If you work in a big company where scalability matters then your application must have been receiving a large amount of traffic like 40K RPM or more. Your database has millions of records and now your manager asks you to remove an existing column from the database because that column is of no importance now. In such cases, it becomes quite tricky to remove the columns without any error in the application and without facing any downtime. Let’s learn to drop a database column in the Production system
Assumption
Before jumping on to the solution let’s set some assumptions which will help you to understand more. For any large-scale application, there are multiple instances of the same application which point to a single database.
In the above system design
- we have one service only Service A
- we have deployed multiple instances of the same service Service A:1, Service A:2, Service A:3
- All the deployment instances are pointing to the same database.
Let’s say we have a column in the database as an address and we want to drop this address column. In the current code, we have a logic.
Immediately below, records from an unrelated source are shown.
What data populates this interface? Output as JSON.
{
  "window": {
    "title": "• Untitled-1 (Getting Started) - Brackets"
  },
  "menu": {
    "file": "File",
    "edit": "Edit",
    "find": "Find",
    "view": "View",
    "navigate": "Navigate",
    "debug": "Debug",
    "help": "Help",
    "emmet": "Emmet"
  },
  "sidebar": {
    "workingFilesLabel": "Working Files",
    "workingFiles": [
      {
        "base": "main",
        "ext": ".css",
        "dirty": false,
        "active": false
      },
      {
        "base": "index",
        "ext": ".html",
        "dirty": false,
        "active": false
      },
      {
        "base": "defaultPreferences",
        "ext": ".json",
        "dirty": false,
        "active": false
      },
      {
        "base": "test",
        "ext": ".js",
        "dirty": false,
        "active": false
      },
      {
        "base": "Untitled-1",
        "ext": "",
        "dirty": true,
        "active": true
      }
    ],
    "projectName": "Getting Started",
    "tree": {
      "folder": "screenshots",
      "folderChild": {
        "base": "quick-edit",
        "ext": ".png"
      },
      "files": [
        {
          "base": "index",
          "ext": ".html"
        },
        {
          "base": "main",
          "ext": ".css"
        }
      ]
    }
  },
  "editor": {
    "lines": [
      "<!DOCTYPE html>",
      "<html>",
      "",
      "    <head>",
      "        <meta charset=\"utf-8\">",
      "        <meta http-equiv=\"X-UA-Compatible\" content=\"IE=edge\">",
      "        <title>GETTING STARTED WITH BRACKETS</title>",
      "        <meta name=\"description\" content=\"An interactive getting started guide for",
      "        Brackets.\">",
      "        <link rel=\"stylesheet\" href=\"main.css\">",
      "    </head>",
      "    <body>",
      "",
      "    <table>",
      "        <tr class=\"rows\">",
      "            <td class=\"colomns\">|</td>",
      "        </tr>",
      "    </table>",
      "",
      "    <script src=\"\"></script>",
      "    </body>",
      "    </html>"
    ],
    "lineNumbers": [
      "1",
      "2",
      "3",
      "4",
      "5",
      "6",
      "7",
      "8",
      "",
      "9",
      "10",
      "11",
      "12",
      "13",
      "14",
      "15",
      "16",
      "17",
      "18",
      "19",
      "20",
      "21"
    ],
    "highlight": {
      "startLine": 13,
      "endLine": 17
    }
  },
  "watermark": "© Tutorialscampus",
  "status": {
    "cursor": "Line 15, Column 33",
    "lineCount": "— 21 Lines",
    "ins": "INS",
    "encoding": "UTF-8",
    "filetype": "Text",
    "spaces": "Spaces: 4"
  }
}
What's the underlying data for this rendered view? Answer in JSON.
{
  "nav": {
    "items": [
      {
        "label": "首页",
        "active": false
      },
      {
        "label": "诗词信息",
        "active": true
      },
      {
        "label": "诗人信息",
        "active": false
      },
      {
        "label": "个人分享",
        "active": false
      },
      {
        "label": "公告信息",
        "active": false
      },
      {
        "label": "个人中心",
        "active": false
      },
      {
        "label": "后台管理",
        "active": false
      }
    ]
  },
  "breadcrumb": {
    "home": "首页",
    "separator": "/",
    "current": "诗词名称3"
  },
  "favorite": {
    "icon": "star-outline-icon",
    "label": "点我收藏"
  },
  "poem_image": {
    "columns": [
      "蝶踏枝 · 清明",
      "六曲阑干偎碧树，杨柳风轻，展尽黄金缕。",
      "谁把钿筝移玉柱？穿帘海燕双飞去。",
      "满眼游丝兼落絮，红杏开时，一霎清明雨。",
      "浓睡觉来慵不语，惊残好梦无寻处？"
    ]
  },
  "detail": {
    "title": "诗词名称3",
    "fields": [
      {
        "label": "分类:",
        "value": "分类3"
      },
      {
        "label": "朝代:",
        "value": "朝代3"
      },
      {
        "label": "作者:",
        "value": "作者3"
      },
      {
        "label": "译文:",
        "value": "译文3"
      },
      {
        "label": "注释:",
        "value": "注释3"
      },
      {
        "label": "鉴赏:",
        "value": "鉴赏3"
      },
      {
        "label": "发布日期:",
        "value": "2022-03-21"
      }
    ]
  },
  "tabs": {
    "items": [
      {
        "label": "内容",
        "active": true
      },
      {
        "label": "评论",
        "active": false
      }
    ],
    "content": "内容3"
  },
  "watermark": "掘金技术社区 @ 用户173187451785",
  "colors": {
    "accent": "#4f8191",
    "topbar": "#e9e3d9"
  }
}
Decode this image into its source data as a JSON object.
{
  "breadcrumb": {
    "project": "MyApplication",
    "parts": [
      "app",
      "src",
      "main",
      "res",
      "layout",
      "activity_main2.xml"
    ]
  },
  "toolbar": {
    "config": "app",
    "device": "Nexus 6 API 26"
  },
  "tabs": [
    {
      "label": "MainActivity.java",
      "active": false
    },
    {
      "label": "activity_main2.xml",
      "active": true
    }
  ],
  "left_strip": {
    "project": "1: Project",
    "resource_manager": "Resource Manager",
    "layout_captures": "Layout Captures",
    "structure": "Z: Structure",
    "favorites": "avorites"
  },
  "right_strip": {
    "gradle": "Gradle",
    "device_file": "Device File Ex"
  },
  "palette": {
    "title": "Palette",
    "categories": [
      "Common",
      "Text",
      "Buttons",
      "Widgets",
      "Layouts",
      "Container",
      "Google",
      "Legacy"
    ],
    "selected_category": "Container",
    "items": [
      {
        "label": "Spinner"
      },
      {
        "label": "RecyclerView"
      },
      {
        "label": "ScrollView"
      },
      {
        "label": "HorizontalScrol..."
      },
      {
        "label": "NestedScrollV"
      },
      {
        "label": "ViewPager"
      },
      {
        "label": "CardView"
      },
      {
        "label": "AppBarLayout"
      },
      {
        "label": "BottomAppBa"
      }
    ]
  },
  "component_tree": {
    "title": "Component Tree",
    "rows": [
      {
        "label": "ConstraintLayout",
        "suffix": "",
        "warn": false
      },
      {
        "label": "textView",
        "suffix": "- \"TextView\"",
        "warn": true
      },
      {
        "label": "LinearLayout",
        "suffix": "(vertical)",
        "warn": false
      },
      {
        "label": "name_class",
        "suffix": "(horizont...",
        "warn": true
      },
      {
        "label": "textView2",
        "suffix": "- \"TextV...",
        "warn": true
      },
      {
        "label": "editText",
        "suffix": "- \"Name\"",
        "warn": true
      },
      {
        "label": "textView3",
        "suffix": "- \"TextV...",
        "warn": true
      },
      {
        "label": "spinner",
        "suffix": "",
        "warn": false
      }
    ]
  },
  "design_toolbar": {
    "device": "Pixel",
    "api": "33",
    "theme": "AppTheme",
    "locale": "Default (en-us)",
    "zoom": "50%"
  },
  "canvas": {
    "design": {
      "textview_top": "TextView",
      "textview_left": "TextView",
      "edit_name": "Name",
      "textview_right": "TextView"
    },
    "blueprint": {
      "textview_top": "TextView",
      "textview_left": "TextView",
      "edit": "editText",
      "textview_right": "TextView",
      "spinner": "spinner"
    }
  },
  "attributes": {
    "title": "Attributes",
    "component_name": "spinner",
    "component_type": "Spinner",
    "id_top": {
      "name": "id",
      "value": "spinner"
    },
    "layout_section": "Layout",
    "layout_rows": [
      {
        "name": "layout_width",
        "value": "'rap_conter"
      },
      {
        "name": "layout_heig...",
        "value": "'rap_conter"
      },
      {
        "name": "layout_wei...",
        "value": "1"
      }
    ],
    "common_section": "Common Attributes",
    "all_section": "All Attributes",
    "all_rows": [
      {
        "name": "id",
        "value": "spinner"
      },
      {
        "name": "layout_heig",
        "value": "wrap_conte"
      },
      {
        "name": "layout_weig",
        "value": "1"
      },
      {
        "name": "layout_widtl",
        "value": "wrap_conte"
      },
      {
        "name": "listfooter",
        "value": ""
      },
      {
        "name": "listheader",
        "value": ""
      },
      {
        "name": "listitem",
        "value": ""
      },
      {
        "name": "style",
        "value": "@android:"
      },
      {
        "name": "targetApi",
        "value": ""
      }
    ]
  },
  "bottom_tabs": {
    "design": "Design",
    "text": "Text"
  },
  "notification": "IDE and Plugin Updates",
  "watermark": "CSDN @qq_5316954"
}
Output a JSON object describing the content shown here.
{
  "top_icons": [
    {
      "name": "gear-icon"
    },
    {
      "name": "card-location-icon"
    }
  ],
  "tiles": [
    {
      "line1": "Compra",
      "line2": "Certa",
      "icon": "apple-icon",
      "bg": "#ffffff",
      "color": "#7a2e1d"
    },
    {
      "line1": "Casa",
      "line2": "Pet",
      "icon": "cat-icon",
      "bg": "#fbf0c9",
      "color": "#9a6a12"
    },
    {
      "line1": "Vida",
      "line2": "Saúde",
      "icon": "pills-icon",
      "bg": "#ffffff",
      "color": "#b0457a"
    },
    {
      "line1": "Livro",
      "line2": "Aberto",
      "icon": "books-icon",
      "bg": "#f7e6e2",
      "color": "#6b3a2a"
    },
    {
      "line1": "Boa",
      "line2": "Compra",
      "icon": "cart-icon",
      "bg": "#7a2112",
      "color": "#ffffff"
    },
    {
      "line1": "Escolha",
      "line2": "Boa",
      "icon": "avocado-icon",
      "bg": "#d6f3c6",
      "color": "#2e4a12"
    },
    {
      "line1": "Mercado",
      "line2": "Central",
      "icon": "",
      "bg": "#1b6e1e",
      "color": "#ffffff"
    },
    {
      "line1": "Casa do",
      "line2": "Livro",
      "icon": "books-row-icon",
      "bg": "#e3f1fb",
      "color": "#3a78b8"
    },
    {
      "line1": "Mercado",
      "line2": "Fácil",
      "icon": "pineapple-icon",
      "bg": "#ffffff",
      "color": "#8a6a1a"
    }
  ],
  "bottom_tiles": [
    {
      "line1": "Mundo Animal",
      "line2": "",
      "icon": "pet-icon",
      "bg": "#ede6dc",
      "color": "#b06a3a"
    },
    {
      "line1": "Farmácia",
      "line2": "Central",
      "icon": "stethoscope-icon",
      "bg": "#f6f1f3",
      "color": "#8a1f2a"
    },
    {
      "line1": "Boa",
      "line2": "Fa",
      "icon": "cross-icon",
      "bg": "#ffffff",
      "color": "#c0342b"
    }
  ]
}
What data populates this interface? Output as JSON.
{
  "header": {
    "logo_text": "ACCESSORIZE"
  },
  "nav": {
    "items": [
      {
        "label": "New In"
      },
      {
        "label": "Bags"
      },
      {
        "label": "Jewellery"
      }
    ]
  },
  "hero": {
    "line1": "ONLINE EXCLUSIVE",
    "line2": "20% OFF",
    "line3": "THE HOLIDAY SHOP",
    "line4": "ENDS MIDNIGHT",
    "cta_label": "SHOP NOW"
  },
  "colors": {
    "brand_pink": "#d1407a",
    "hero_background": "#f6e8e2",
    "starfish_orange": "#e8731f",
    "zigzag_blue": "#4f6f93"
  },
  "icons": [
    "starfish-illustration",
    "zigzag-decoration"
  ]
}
- Address is a mandatory value in the create user API flow
- We are inserting the address data in the database.
public void insertUser(User user) {
...
//check mandatory address params
if(createUserRequest.getAddress().isEmpty()) {
throw new Exception4XX("300", "first_name", "First Name can not be empty");
}
...
String sqlString = "INSERT INTO users (first_name, email, address) "+
" VALUES ('"+ user.getFirstName() +"','"+ user.getEmail() +"', '"+ user.address() +"')";
connection.createStatement().execute(sqlString);
}
Approach 1: Drop the address column from the database directly
Someone can suggest an approach that we can directly drop the address column from the database. If we do so then it has some drawbacks.
Disadvantages
- The insertUser method will start to fail because the insert statement has an address column in the query but we dropped it from the database so the request will start to fail and we may face downtime
Approach 2: Remove the dependent code then drop the column
This is the preferred approach and should be followed in large-scale production systems. This is a three-step process.
Remove dependent code first
All code and logic related to the database column which is to be dropped should be removed first. In our case we will remove the mandatory field check logic and then the address column from the insert statement.
So the important point to note here is you should remove all the codebase that has any dependency on the database column to be dropped.
Deploy the service on production
Once the codebase is cleaned then you need to deploy the latest code to production. In this way, the new instances present in the production server have no dependency on the address column
Drop column from the database
Now you can drop the column from the database as it has no importance now.
If we follow Approach 2 then our service will not have any error or downtime.